До эпохи Возрождения понятия социального, политического, технологического и других видов прогресса фактически не существовало. Это придавало средневековой психике смирение, носящее, видимо, адаптивный характер: неизменность положения угнетала, но вместе с тем успокаивала, поскольку человеку не требовалось приспосабливаться к технологическим или социальным переменам, а надеждам на лучшую жизнь ввиду их отсутствия не грозило крушение. Несмотря на пропитывающий бытие страх геенны огненной (по оценкам одного францисканского проповедника в Германии, вероятность попадания души в ад составляла 100 000:1{358}
), средневековый разум не мучил себя надеждами улучшить положение и страхами потерпеть фиаско.Нам, сегодняшним, особенно в западных государствах капиталистической демократии, предоставлен, возможно, самый широкий за всю историю выбор: мы вольны выбирать место жительства, партнеров и спутника жизни, профессию и род деятельности, личный стиль. «Главная проблема американца – выбор, – писал в 1970 г. покойный социолог Филип Слейтер. – Каждый день американцы вынуждены принимать больше решений – при меньшем количестве "данностей", более расплывчатых критериях, меньшей стабильности окружающего мира, меньшей опоре на общественное устройство, – чем любой другой народ за всю историю»{359}
. Свобода выбора порождает немало тревог. Барри Шварц, психолог из Суортморского колледжа, называет это парадоксом выбора: чем шире выбор, тем сильнее страхи{360}.Не исключено, что тревожность – это в некотором смысле роскошь, эмоция, которую мы можем себе позволить, лишь когда нас не обуревают «настоящие» страхи. (Примерно такой же довод, как мы помним, приводил Уильям Джеймс в 1880‑х гг.) Может быть, именно потому, что средневековому европейцу грозило множество подлинных опасностей (чума, набеги мусульман, голод, свержения монархов, постоянные военные конфликты и смерть, вездесущая, постоянно маячащая рядом смерть – средняя продолжительность жизни в Средние века равнялась 35 годам, каждый третий ребенок умирал, не доживая до пятилетнего возраста), у него не оставалось места для тревоги, по крайней мере во фрейдовском ее понимании, как беспочвенного иррационального страха, исходящего изнутри. Возможно, Средние века были относительно свободны от невротической тревоги, поскольку такую роскошь в этой короткой и тяжелой жизни никто не мог себе позволить. Косвенным подтверждением этой гипотезы служат исследования, показывающие, что в развивающихся странах уровень клинической тревожности меньше, чем в США, несмотря на более суровые материальные условия существования.
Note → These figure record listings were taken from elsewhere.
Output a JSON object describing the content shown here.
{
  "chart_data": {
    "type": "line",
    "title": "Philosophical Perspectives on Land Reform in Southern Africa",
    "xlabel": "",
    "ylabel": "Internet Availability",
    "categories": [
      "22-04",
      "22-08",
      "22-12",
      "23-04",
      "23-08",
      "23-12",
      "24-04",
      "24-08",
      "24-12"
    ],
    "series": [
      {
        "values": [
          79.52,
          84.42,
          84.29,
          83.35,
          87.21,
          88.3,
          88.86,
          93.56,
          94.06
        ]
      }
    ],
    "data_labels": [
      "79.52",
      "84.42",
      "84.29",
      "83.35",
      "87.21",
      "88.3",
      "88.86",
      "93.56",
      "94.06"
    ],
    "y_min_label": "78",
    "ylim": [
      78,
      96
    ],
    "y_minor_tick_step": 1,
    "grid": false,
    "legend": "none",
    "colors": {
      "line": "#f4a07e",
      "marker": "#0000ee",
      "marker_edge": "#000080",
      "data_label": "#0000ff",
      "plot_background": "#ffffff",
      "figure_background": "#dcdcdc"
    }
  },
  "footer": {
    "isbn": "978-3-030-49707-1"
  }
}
Более того, политическая и культурная жизнь в Средние века была в основном устроена так, чтобы минимизировать и даже свести на нет любую социальную неопределенность, озадачивающую нас сегодня. «С самого момента рождения, – писал психоаналитик, философ и социолог Эрих Фромм, – [человек Средневековья] был закреплен в какой-то структурированной общности; его жизнь была с самого начала наполнена смыслом, что не оставляло места сомнениям, они и не возникали. Личность отождествлялась с ее ролью в обществе; это был крестьянин, ремесленник или рыцарь, но не индивид, который по своему выбору занимается тем или иным делом»[198]
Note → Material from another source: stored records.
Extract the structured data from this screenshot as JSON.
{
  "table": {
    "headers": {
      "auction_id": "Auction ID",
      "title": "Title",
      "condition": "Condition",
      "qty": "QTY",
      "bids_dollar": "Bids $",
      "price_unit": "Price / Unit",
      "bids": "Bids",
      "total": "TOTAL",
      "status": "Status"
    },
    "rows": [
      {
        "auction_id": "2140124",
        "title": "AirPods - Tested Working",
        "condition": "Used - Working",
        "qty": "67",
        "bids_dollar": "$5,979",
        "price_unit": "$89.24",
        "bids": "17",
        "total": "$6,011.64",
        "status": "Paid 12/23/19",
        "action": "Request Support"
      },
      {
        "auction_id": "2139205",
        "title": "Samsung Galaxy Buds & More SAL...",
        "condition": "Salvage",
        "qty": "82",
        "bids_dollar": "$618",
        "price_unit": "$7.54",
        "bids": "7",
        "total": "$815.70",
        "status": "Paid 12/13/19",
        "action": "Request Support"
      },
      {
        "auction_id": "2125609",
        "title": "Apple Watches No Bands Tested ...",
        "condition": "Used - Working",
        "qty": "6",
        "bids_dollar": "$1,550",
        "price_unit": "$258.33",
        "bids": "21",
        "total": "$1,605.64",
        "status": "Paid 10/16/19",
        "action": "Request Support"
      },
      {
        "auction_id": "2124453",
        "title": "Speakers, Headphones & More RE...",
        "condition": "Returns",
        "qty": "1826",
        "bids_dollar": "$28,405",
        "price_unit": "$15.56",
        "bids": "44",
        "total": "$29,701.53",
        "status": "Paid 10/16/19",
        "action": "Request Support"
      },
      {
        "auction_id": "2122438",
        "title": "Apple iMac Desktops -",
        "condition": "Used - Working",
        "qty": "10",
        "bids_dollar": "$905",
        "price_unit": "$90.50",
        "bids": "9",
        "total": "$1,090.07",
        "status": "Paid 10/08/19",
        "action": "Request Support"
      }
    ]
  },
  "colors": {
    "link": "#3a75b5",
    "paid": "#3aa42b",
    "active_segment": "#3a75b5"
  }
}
. Одно из объяснений повышенной тревожности XXI в. состоит в том, что социальные и политические роли не воспринимаются как данные свыше или уготованные природой – мы должны выбирать их сами. А выбор, как показывают исследования, дело нервное. Мрачное, страшное и пропитанное духом смерти, Средневековье все же не знало такой тревожности, как наша эпоха, утверждают Фромм и другие.